11:17 am
I wake up (quite awhile ago) eager to get back to things at my desk. The morning quiet admires me. The neighborhood gladly leaves me to my designs. (Positive narcissism is a fine state.)
The publishing pioneer Jason Epstein, now very elderly, one of the founders of The New York Review of Books, writes in the current issue of NYRB about the “revolution” in publishing that allows any writer to gain an audience through social networking and niche markets.
The difficult, solitary work of literary creation, however, demands rare individual talent and in fiction is almost never collaborative. Social networking may expose readers to this or that book but violates the solitude required to create artificial worlds with real people in them. Until it is ready to be shown to a trusted friend or editor, a writer's work in progress is intensely private.It’s no high pitch of observable activity, rather a happy embarrassment of looking into white space or listening for the point, a phrase.
The thing I’m “supposed” to work on is here, but easily there apart, or rather with an array of possible receptacles, sundry projects that may enjoy moments of free association, a note routed somewhere evergreens out the window acknowledge by slightly swaying.

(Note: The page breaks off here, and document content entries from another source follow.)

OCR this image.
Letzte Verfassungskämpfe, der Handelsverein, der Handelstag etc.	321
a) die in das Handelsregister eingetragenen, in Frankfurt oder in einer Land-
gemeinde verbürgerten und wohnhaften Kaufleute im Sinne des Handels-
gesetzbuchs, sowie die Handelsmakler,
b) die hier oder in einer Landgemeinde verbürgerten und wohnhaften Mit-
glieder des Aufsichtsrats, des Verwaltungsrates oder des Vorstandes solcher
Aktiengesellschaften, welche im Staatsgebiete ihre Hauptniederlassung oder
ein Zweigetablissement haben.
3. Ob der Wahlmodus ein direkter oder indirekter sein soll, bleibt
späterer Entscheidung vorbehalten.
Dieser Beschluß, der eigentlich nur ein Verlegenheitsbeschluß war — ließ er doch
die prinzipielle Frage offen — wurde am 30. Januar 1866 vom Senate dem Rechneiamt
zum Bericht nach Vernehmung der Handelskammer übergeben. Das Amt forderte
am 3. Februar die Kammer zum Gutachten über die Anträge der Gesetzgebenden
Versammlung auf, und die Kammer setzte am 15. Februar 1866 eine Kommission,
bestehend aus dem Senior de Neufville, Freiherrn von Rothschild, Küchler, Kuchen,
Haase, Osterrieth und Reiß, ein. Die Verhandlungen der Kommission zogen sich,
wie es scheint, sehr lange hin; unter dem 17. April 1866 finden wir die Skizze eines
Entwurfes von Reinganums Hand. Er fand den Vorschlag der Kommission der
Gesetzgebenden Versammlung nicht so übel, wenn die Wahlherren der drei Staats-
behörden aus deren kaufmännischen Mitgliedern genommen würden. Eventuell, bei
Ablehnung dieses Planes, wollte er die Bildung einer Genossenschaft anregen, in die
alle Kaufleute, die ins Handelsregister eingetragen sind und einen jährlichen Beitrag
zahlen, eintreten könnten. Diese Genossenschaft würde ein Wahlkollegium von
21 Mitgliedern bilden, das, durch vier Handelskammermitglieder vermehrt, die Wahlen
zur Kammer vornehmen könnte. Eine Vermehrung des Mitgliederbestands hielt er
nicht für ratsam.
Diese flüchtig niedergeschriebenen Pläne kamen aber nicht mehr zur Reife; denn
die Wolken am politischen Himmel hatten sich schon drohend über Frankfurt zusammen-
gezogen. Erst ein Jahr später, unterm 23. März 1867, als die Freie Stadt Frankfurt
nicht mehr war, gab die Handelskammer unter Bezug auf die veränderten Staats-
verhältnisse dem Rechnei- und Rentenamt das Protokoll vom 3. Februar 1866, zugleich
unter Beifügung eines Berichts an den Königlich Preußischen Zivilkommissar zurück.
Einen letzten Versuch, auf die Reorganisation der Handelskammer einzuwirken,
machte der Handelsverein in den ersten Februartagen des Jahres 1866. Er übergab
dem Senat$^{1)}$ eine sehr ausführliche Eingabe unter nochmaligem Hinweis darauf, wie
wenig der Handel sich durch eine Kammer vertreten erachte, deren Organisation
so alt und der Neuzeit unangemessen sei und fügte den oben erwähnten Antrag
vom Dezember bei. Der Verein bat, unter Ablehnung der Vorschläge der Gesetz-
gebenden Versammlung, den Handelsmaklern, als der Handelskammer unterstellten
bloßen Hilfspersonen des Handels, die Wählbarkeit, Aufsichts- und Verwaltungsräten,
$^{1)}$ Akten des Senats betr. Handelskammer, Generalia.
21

Eccentricity, improvisation, sketching, freedom’s just another word for everything to gain.
1:30 pm
A woman on the avenue, by the curb, says, smiling as another woman walks up, “You’re fashionably late!”

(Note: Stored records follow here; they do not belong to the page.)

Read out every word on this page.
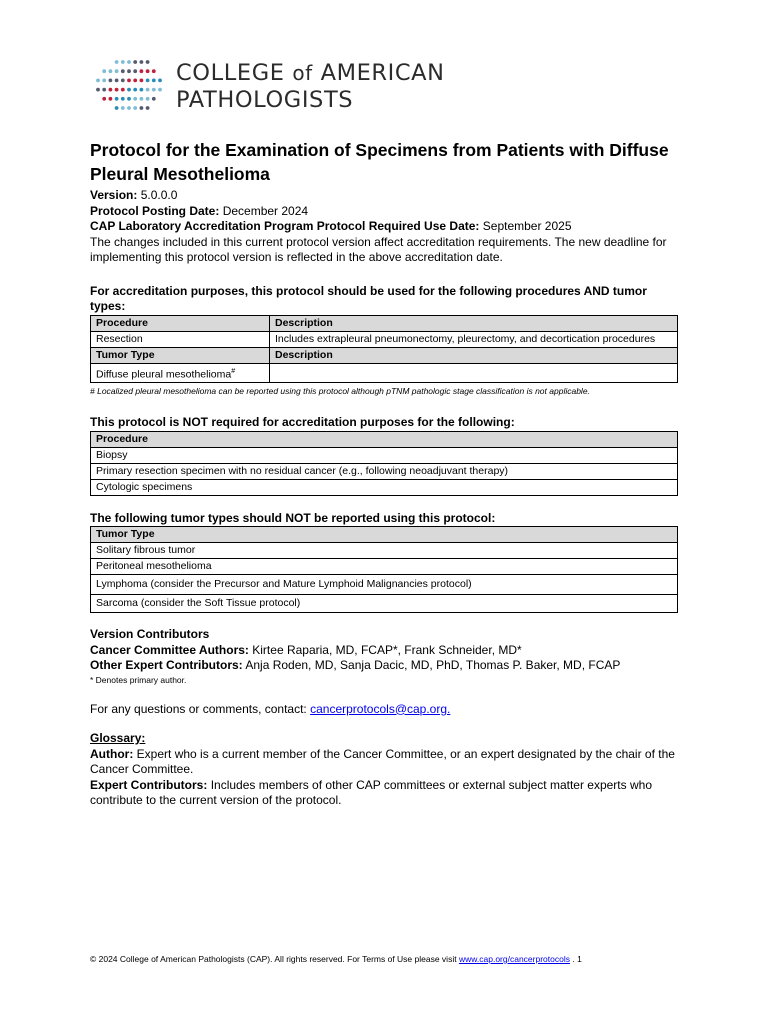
COLLEGE of AMERICAN
PATHOLOGISTS
Protocol for the Examination of Specimens from Patients with Diffuse Pleural Mesothelioma
Version: 5.0.0.0
Protocol Posting Date: December 2024
CAP Laboratory Accreditation Program Protocol Required Use Date: September 2025

The changes included in this current protocol version affect accreditation requirements. The new deadline for implementing this protocol version is reflected in the above accreditation date.

For accreditation purposes, this protocol should be used for the following procedures AND tumor types:
Procedure	Description
Resection	Includes extrapleural pneumonectomy, pleurectomy, and decortication procedures
Tumor Type	Description
Diffuse pleural mesothelioma#	
# Localized pleural mesothelioma can be reported using this protocol although pTNM pathologic stage classification is not applicable.
This protocol is NOT required for accreditation purposes for the following:
Procedure
Biopsy
Primary resection specimen with no residual cancer (e.g., following neoadjuvant therapy)
Cytologic specimens
The following tumor types should NOT be reported using this protocol:
Tumor Type
Solitary fibrous tumor
Peritoneal mesothelioma
Lymphoma (consider the Precursor and Mature Lymphoid Malignancies protocol)
Sarcoma (consider the Soft Tissue protocol)

Version Contributors

Cancer Committee Authors: Kirtee Raparia, MD, FCAP*, Frank Schneider, MD*

Other Expert Contributors: Anja Roden, MD, Sanja Dacic, MD, PhD, Thomas P. Baker, MD, FCAP

* Denotes primary author.

For any questions or comments, contact: cancerprotocols@cap.org.

Glossary:

Author: Expert who is a current member of the Cancer Committee, or an expert designated by the chair of the Cancer Committee.

Expert Contributors: Includes members of other CAP committees or external subject matter experts who contribute to the current version of the protocol.

© 2024 College of American Pathologists (CAP). All rights reserved. For Terms of Use please visit www.cap.org/cancerprotocols . 1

I’m sitting on a bench against the store window of The Cheeseboard, eating my Saturday afternoon slice. The women are mothers, one replacing the other, supervising a little herd of hyperactive girls selling cookies on North Shattuck, Berkeley, sunny, balmy spring previewing itself. Happy people everywhere: so many romantic couples, but also many elderly. (Berkeley’s a great place for getting old.) Parents and kids all over the street. Scads of people sit on the grassy median of Shattuck, eating pizza under trees, schmoozing, checking their cells. Like every Saturday, a jazz trio is playing in the pizza place, which is always crowded. The Epicurious Center across the street, next to Chez Panisse, sells fresh sushi, gellato, gourmet soups, evil chocolates, and teas (among other delights). The day is nearly idyllic (except for the cars).

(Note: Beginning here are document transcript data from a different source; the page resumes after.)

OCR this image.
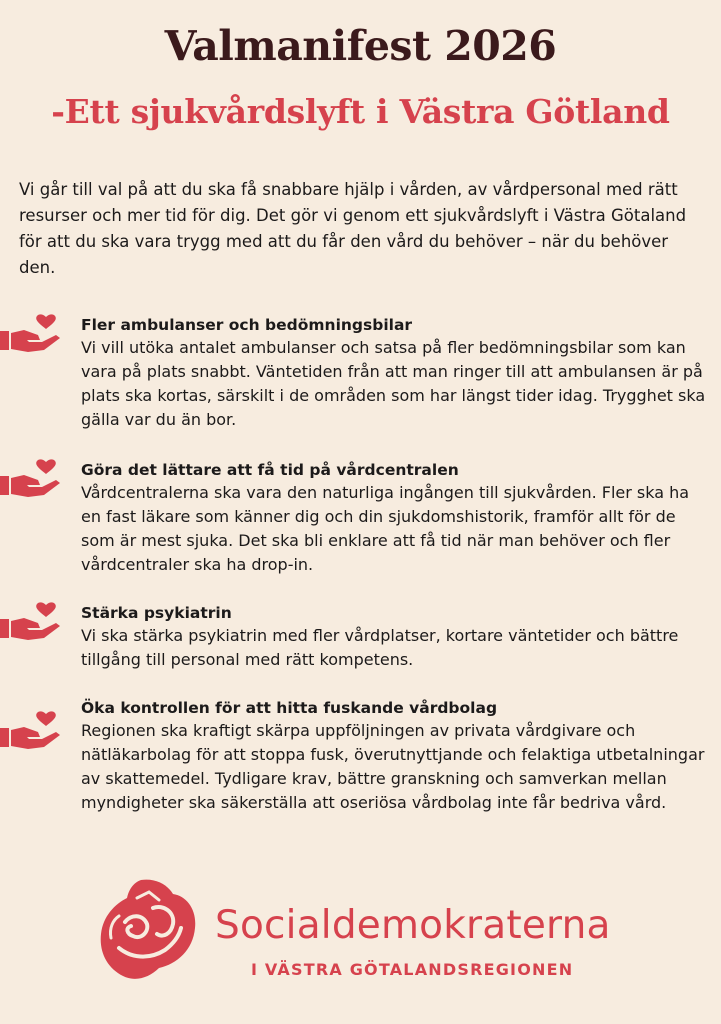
Valmanifest 2026
-Ett sjukvårdslyft i Västra Götland

Vi går till val på att du ska få snabbare hjälp i vården, av vårdpersonal med rätt resurser och mer tid för dig. Det gör vi genom ett sjukvårdslyft i Västra Götaland för att du ska vara trygg med att du får den vård du behöver – när du behöver den.

Fler ambulanser och bedömningsbilar

Vi vill utöka antalet ambulanser och satsa på fler bedömningsbilar som kan vara på plats snabbt. Väntetiden från att man ringer till att ambulansen är på plats ska kortas, särskilt i de områden som har längst tider idag. Trygghet ska gälla var du än bor.

Göra det lättare att få tid på vårdcentralen

Vårdcentralerna ska vara den naturliga ingången till sjukvården. Fler ska ha en fast läkare som känner dig och din sjukdomshistorik, framför allt för de som är mest sjuka. Det ska bli enklare att få tid när man behöver och fler vårdcentraler ska ha drop-in.

Stärka psykiatrin

Vi ska stärka psykiatrin med fler vårdplatser, kortare väntetider och bättre tillgång till personal med rätt kompetens.

Öka kontrollen för att hitta fuskande vårdbolag

Regionen ska kraftigt skärpa uppföljningen av privata vårdgivare och nätläkarbolag för att stoppa fusk, överutnyttjande och felaktiga utbetalningar av skattemedel. Tydligare krav, bättre granskning och samverkan mellan myndigheter ska säkerställa att oseriösa vårdbolag inte får bedriva vård.

Socialdemokraterna
I VÄSTRA GÖTALANDSREGIONEN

A great thing about being a mental person is that I don’t mind waiting in a long line, which is common at the Cheeseboard Pizza. I don’t easily tire of watching people, because I fade in and out of knowing they’re there.
What is being “fashionably late”? I associated to “late modernity”: To be “late” is to be really Now, as well as so engaged with things so important that one is—O, so sorry—late for the party, thus sure to have maximal attention for one’s entrance. (But to call someone fashionably late is, of course, a note of affection.)
2 pm
A block up from Shattuck, via Vine St., is Walnut Square (corner of Vine and Walnut), where the original Peet’s Coffee café is crowded. (Peet’s is now a local chain of gourmet coffee shops, the best.) A classical guitarist on the curb outside the café bids for sales of his CD via delicate entrancements. The Walnut Square boutiques are busy. The Friends Society is meeting at their place across from Peet’s, Jewish Community Center up Walnut a block (Saul’s Deli nearby, always crowded). At Walnut and Vine, persons from all directions walk, bike, and jog by. (Peet’s is actually the vortex of the universe.) Perfect sky above, the streets thick with trees and old houses, each with so much personality you could want to snap a pic of most. Birds everywhere playing the field.
Alas, I was too early to be a “Millennial,” which is the sequel of being Gen X. Years ago, I wanted to really understand the Gen X mind, which I did. Now, I want to see the world through Millennials’ eyes. It’s amazing how a stage of life defines one’s world, such that having been 2o-something as a Baby Boomer is very different than being 20-something as a Millennial, even though being 20-something has a general aura belonging to every life: Being in one’s 20s! Everyone older knows how it goes, as if the world is culminating Now. “It’s all for us, because we are what the world is for.” I revel in the ironic beauty of youth—without longing, because it’s like spring, you know.